The industrial real estate sector moves in long macroeconomic trends that can take years to move from the tightest market to the softest. Availability rates increase if tenants are downsizing when their leases expire. Consider that only about 20% of industrial leases expire every year, so only a small fraction of companies get to reset their size each year when their leases expire. While U.S. corporations are not generally giving space back upon lease expiration (yet), much of the explanation for these upticks in availability is the rise of sublease space by companies that leased too much space during the Covid run up as well as a large inventory of new development being marketed in most major industrial markets.

The bar chart above shows the historical total amount of industrial space on the market for sublease throughout the United States. Noticeably, there was a run up in sublease inventory after the 2008 through 2009 financial crisis. What’s happening now is corporate America shedding more industrial space this year than we’ve seen in almost a decade, other than the initial bump that occurred in 2020 in reaction to the initial Covid shock. As for concentration, 14% of all U.S. industrial sublease inventory is in Southern California, which as a region saw industrial rents double from 2019-2022 in most of the region—change is in the winds.
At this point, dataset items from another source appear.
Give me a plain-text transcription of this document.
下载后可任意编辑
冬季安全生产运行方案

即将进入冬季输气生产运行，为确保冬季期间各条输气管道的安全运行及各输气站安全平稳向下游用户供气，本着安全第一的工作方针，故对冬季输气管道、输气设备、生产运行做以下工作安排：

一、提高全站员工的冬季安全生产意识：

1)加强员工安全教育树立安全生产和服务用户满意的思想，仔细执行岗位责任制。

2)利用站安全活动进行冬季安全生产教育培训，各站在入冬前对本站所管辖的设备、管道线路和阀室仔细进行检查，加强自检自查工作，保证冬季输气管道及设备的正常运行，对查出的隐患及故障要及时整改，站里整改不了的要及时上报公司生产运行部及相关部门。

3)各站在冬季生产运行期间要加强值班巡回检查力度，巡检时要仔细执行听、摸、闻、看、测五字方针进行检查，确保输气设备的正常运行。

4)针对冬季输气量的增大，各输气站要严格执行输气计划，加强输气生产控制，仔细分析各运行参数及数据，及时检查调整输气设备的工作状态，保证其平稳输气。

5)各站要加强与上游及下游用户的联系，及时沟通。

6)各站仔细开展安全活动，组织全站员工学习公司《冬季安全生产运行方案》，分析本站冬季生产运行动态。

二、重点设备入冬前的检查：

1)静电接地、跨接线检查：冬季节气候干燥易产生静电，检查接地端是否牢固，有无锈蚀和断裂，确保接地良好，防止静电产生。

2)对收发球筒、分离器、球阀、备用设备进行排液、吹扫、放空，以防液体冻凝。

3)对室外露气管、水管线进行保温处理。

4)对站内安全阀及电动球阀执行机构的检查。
Historically, sublease inventory is the leading edge of things to come as it signals corporate America’s shedding of excess space due to changing economic conditions. If the US economy truly enters recessionary territory, we can expect more sublease space to come to market, creating more below market options for those tenants looking to expand or relocate. Those subleases often come “plug and play,” with racking and other equipment in place at no additional cost, and are often for a shorter length of term than landlords would generally require.

If tenants that have leases expiring in 2023 and 2024 find themselves with excess space, the resultant downsizing will push availability rates up even further, moving some industrial markets into tenant favorable territory. To take advantage of the shifting landscape, those tenants that “skate to where the puck will be next”—to use a Wayne Gretzky quote—will be the ones to score. It means approaching the market more aggressively, not being rushed by a broker or landlord to consider a renewal sooner than you should, and most importantly, going to market with a representative that has an understanding of where the winds are blowing, not just where they came from.